Laboratory of Secretion Cell Biology, Department of Biotechnology, Genetics and Cell Biology, State University of Maringa, Maringá, Paraná, Brazil.
Endocrine Physiology Laboratory, Department of Physiological Sciences, State University of Rio de Janeiro, Rio de Janeiro, Rio de Janeiro, Brazil.
Exp Physiol. 2020 Dec;105(12):2051-2060. doi: 10.1113/EP088846. Epub 2020 Nov 3.
What is the central question of this study? Studies reported the efficacy of metformin as a promising drug for preventing or treating of metabolic diseases. Nutrient stresses during neonatal life increase long-term risk for cardiometabolic diseases. Can early metformin treatment prevent the malprogramming effects of early overfeeding? What is the main finding and its importance? Neonatal metformin treatment prevented early overfeeding-induced metabolic dysfunction in adult rats. Inhibition of early hyperinsulinaemia and adult hyperphagia might be associated with decreased metabolic disease risk in these animals. Therefore, interventions during infant development offer a key area for future research to identify potential strategies to prevent the long-term metabolic diseases. We suggest that metformin is a potential tool for intervention.
Given the need for studies investigating the possible long-term effects of metformin use at crucial stages of development, and taking into account the concept of metabolic programming, the present work aimed to evaluate whether early metformin treatment might program rats to resist the development of adult metabolic dysfunctions caused by overnutrition during the neonatal suckling phase. Wistar rats raised in small litters (SLs, three pups per dam) and normal litters (NLs, nine pups per dam) were used as models of early overfeeding and normal feeding, respectively. During the first 12 days of suckling, animals from SL and NL groups received metformin, whereas the controls received saline injections. Food intake and body weight were monitored from weaning until 90 days of age, when biometric and biochemical parameters were assessed. The metformin treatment decreased insulin concentrations in pups from SL groups, and as adults, these animals showed improvements in glucose tolerance, insulin sensitivity, body weight gain, white fat pad stores and food intake. Low-glucose insulinotrophic effects were observed in pancreatic islets from both NL and SL groups. These results indicate that early postnatal treatment with metformin inhibits early overfeeding-induced metabolic dysfunctions in adult rats.

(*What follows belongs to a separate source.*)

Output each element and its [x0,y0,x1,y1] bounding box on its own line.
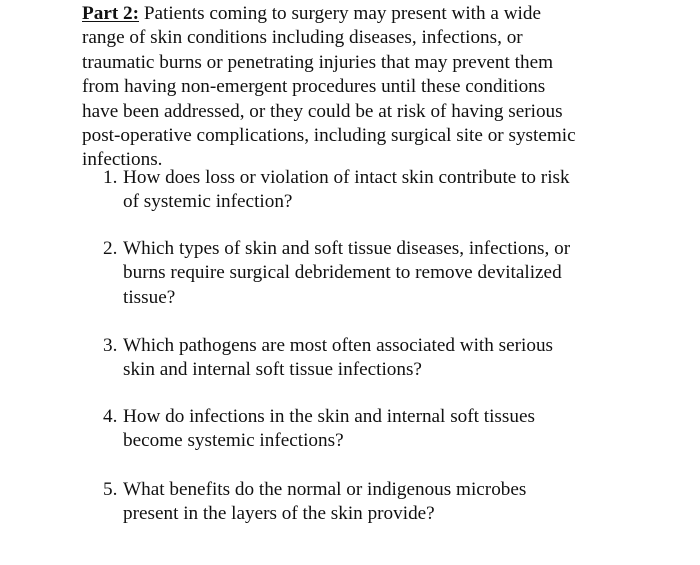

本研究的核心问题是什么?有研究报道二甲双胍作为一种有前途的药物,可预防或治疗代谢性疾病。新生儿期的营养应激会增加患心脏代谢疾病的长期风险。早期二甲双胍治疗能否预防早期过度喂养引起的编程效应?主要发现及其重要性是什么?新生大鼠的二甲双胍治疗可预防早期过度喂养引起的成年大鼠代谢功能障碍。早期高胰岛素血症和成年期过度摄食的抑制可能与这些动物代谢疾病风险降低有关。因此,在婴儿发育期间进行干预提供了一个关键领域,可用于确定潜在策略,以预防长期代谢疾病。我们建议二甲双胍是一种潜在的干预工具。
鉴于需要研究二甲双胍在发育关键阶段使用的可能长期影响,并考虑到代谢编程的概念,本研究旨在评估早期二甲双胍治疗是否可能使大鼠编程以抵抗新生儿哺乳阶段过度喂养引起的成年代谢功能障碍的发展。使用小窝(SL,每窝三只幼仔)和正常窝(NL,每窝九只幼仔)饲养的 Wistar 大鼠分别作为早期过度喂养和正常喂养的模型。在哺乳的前 12 天,SL 和 NL 组的动物接受二甲双胍治疗,而对照组接受生理盐水注射。从断奶开始监测动物的饮食摄入量和体重,直至 90 天龄,此时评估生物计量和生化参数。二甲双胍治疗降低了 SL 组幼仔的胰岛素浓度,成年后,这些动物的葡萄糖耐量、胰岛素敏感性、体重增加、白色脂肪垫储存和饮食摄入量得到改善。NL 和 SL 组的胰岛均观察到低血糖胰岛素促分泌作用。这些结果表明,早期产后用二甲双胍治疗可抑制成年大鼠由早期过度喂养引起的代谢功能障碍。